Like numerous films of its era and/or ilk, Scarecrow gets a pretty good distance on little more than some local color, a handful of incident, and the chemistry between its leads, but all stories must come to an end eventually, and coasting along can turn into crashing if you aren’t careful. I feel like this era in particular produced a number of movies that seem to try and compensate for a lack of a genuine ending by suddenly raising the emotional pitch for one reason or another, and that sums up Scarecrow‘s final moments fairly well. Without spoiling much of anything, I’ll just say that if you were to stop the movie immediately after Lion finally reaches Detroit and places a phone call to his wife, you’ll probably be more satisfied than you will be if you let the whole thing unspool as Schatzberg intended. There’s a lot of stuff in here about masculinity and responsibility and even religion, but aside from offering glancing (and admittedly often insightful) commentary, White doesn’t know what to really do with it when he’s finished, so he just sort of upends the board and leaves the viewer to sort out the pieces.

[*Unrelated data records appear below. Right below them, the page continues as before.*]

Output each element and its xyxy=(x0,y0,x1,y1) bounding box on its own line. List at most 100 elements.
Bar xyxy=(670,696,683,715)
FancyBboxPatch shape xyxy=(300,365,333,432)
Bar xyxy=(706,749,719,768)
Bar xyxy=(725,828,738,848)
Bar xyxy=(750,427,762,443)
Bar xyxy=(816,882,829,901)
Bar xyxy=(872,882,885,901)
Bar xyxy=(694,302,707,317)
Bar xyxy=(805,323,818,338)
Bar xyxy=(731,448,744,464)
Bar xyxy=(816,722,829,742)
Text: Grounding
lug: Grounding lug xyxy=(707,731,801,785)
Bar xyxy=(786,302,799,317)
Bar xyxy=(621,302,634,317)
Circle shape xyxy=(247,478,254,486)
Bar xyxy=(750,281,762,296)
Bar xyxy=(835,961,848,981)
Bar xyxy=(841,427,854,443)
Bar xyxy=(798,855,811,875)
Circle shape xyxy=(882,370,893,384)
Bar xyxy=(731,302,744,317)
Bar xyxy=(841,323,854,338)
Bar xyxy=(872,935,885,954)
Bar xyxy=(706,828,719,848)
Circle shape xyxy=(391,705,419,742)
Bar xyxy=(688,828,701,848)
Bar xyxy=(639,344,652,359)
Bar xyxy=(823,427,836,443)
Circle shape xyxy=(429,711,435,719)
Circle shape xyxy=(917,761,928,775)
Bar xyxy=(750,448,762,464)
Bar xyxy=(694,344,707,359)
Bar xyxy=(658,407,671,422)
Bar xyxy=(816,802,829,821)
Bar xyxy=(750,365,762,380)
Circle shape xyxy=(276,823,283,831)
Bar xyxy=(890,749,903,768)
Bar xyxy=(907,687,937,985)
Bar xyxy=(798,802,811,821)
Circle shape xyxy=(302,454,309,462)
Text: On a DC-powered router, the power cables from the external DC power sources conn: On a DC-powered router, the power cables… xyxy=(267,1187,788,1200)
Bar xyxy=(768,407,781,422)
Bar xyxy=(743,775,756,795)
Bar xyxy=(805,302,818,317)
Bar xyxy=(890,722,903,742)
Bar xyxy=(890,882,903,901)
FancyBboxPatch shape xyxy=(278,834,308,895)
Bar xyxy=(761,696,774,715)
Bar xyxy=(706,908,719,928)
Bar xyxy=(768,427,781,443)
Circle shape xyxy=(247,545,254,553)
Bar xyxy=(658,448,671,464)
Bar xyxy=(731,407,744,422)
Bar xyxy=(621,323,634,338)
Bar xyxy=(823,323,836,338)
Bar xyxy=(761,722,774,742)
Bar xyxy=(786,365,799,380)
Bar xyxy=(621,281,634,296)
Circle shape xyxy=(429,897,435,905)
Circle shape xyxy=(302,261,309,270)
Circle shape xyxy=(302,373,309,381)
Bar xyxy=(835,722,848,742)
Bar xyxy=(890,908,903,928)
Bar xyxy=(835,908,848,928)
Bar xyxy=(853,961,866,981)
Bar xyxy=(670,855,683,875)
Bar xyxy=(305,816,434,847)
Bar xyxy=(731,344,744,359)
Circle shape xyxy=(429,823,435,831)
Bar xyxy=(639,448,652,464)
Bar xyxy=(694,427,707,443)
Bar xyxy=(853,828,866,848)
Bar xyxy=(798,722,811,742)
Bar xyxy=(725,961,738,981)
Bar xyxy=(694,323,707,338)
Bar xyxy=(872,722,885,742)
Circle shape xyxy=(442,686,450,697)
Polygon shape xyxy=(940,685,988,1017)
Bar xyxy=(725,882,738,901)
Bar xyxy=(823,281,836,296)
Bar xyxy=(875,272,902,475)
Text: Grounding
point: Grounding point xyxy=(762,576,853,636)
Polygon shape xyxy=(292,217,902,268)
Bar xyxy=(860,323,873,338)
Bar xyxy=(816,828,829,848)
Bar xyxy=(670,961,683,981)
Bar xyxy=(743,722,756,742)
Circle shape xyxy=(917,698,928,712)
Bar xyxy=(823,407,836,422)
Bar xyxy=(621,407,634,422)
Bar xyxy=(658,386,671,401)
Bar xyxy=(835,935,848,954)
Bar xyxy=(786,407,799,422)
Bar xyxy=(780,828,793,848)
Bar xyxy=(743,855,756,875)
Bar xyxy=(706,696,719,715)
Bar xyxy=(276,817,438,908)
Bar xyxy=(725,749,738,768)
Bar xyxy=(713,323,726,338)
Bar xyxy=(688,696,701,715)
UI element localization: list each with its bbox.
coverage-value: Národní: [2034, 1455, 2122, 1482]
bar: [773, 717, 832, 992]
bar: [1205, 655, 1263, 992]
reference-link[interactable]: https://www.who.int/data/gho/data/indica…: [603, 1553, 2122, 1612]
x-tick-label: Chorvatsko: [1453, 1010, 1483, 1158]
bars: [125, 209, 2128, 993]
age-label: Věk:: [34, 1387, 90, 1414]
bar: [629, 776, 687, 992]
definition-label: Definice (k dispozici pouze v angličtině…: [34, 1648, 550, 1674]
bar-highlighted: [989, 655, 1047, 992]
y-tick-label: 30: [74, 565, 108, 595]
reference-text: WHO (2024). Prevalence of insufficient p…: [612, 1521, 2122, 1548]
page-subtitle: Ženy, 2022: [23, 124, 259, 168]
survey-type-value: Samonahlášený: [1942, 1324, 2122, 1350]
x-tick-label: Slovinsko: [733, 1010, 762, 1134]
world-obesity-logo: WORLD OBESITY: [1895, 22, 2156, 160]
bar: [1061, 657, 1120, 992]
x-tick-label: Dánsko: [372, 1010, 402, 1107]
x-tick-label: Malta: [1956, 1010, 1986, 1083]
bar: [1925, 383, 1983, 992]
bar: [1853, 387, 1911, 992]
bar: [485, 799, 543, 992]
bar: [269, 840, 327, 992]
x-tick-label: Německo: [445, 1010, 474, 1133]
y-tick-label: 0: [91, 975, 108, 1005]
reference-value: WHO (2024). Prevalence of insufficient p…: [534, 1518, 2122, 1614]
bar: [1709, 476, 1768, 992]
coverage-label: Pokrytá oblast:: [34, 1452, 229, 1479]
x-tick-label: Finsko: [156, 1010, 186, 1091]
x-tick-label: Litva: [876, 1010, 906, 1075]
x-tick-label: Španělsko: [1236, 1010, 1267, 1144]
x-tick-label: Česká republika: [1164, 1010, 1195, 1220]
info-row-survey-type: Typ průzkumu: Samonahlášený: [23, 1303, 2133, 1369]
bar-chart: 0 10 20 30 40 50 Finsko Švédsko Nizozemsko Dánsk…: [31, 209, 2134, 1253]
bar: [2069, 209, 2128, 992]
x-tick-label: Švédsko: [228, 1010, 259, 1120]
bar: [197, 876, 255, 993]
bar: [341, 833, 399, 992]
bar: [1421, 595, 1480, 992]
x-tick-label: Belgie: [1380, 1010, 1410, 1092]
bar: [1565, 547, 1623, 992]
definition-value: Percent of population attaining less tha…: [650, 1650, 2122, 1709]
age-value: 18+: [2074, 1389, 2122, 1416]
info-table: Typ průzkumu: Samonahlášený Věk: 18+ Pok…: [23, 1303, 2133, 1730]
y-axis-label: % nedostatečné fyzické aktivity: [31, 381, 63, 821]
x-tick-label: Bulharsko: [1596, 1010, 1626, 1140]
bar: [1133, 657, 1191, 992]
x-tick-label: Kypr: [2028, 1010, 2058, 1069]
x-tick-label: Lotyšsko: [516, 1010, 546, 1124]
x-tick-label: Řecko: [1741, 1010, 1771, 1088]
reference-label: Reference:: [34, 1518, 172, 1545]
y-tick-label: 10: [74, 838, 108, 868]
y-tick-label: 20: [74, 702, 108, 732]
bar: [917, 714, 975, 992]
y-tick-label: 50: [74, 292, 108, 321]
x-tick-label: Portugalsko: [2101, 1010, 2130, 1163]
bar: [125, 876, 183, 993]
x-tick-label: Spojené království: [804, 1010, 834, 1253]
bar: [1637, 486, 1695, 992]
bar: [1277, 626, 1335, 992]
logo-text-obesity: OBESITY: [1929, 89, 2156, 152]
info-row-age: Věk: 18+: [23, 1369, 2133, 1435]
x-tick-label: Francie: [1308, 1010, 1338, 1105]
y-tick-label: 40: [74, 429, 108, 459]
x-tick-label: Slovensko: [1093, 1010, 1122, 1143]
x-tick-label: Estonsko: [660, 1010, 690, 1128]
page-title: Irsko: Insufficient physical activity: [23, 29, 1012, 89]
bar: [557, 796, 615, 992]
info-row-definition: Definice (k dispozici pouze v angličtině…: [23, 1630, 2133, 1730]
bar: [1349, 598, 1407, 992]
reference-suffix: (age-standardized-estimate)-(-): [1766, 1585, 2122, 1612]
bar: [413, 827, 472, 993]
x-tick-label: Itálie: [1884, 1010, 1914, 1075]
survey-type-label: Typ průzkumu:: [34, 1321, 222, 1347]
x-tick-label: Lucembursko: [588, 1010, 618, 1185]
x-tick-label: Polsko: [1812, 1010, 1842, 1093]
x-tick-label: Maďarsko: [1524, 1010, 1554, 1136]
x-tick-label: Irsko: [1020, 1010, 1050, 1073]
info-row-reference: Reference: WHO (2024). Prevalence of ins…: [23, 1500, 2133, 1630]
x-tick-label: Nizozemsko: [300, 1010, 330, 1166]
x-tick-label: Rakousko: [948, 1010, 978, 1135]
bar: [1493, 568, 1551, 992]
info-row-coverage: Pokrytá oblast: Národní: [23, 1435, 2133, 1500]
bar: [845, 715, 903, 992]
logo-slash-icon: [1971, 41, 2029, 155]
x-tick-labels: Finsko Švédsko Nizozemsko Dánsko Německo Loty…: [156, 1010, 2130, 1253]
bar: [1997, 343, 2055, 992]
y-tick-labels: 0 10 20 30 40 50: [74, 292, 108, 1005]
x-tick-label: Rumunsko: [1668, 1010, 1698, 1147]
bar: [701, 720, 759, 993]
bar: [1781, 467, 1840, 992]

Still, even if those last few minutes are a mess and everything else is a tad familiar and thin, there’s a lot to like about Scarecrow anyway. The movie’s relaxed pace allows for numerous colorful if shallow detours, which in turn leave plenty of room for Hackman and Pacino to supply the movie with its big, beating heart. These scenes are loaded with small moments that will linger with you — like Max’s increasingly voracious and absurd breakfast order at a diner, or the teetering tension between laughter and the threat of violence when he breaks into a mock, drunken striptease at a dive bar. It all adds up to a movie that has something to say about its time and place, as well as the human condition — even if it doesn’t know what that something is. I give it four out of five Scheiders.